I like to send and receive Christmas cards. In today’s busy society, sometimes Christmas cards are the only time I update relatives on our family. And sometimes it’s the only time I receive updates.

But a few years ago, I found that my Christmas card routine was getting pretty cluttered…and expensive. I would buy the cards. Then I’d sign every one, with a short, personal message. Then I’d type up a longer family update in a family newsletter. I’d march the family down to a photo studio, for a Christmas picture. Then I’d have to cut out the pictures and stuff them into the envelope with the card and newsletter.

There had to be a better way.

These days I’ve changed my card routine a bit. We still write the Christmas letter, which we sign with our very own handwriting. Sometimes we attach a personal message too.

But instead of buying Christmas cards and paying for a professional portrait, I take a picture at home, and then I order photo cards. I stuff the envelope with the photo card and the family newsletter, and send them on their way.

Photo cards don’t have to be boring or expensive. A couple of our pictures from years gone by are:

The kids in front of the Christmas tree (I gave my son a present to hold, to keep his hands busy).

And the whole family in front of the tree in our matching pajamas.

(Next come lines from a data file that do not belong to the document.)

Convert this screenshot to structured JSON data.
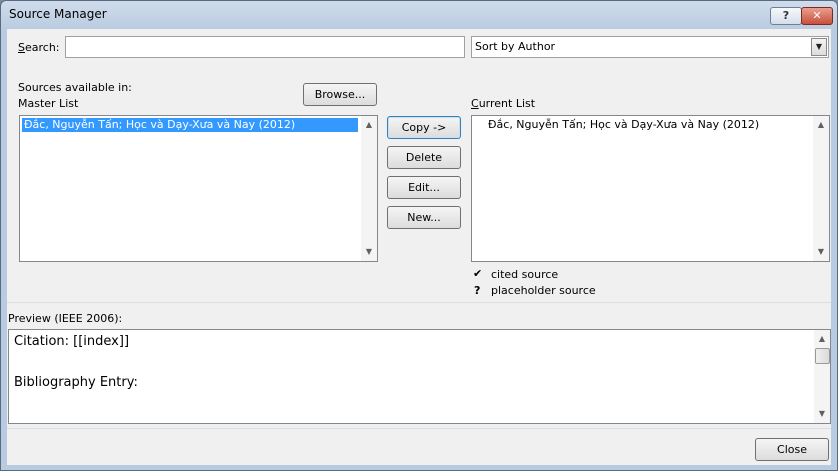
{
  "window": {
    "title": "Source Manager",
    "help_label": "?",
    "close_label": "✕"
  },
  "search": {
    "label_pre": "",
    "label_u": "S",
    "label_post": "earch:",
    "value": "",
    "sort_value": "Sort by Author"
  },
  "sources": {
    "available_in_label": "Sources available in:",
    "master_label": "Master List",
    "browse_label": "Browse...",
    "current_label_pre": "",
    "current_label_u": "C",
    "current_label_post": "urrent List",
    "master_items": [
      "Đắc, Nguyễn Tấn; Học và Dạy-Xưa và Nay (2012)"
    ],
    "current_items": [
      "Đắc, Nguyễn Tấn; Học và Dạy-Xưa và Nay (2012)"
    ]
  },
  "actions": {
    "copy": "Copy ->",
    "delete": "Delete",
    "edit": "Edit...",
    "new": "New..."
  },
  "legend": {
    "cited_mark": "✔",
    "cited_label": "cited source",
    "placeholder_mark": "?",
    "placeholder_label": "placeholder source"
  },
  "preview": {
    "label": "Preview (IEEE 2006):",
    "citation": "Citation:  [[index]]",
    "bibliography": "Bibliography Entry:"
  },
  "footer": {
    "close_label": "Close"
  }
}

I’ll admit that I’m not creative when coming up with Christmas picture ideas. A quick search of the internet will lead you to more ideas than you’ll ever use, though. The best ideas I came across can be found at Thrifty Fun here and here.

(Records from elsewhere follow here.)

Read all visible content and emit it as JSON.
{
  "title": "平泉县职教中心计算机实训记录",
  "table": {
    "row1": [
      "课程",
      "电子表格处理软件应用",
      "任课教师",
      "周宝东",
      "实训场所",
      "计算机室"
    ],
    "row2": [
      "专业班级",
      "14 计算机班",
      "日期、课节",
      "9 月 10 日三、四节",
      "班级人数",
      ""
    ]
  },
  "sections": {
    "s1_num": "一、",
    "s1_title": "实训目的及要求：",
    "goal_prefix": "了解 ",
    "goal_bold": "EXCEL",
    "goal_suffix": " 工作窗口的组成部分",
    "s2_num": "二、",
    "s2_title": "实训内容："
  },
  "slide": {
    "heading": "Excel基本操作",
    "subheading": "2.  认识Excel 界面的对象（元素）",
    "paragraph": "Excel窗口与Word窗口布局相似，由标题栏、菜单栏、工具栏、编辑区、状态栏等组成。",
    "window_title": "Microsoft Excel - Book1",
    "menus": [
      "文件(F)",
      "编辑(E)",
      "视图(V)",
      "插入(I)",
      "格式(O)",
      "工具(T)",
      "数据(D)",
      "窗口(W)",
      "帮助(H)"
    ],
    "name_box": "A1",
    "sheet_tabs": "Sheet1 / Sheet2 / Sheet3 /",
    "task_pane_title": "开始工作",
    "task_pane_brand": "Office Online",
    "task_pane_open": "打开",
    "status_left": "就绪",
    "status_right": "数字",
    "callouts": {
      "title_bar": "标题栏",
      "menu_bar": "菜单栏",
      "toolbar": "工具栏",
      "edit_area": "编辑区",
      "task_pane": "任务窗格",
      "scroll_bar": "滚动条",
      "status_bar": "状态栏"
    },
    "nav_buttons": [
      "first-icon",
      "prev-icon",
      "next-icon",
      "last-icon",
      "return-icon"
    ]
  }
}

After you’ve taken (and possibly photoshopped) the perfect picture, you can either make up Christmas cards yourself and print them out, or you can upload the picture to a third party website, like Shutterfly or Snapfish to create Christmas cards for you. I don’t have photoshop, and I haven’t had time to learn Gimp yet (the free alternative), so I use whatever site has the best deals on photo cards at the time I’m shopping. Right now Vista Print has the best deal, so that’s probably who I’ll use.

If you give yourself enough time, you can create your own unique and frugal Christmas cards.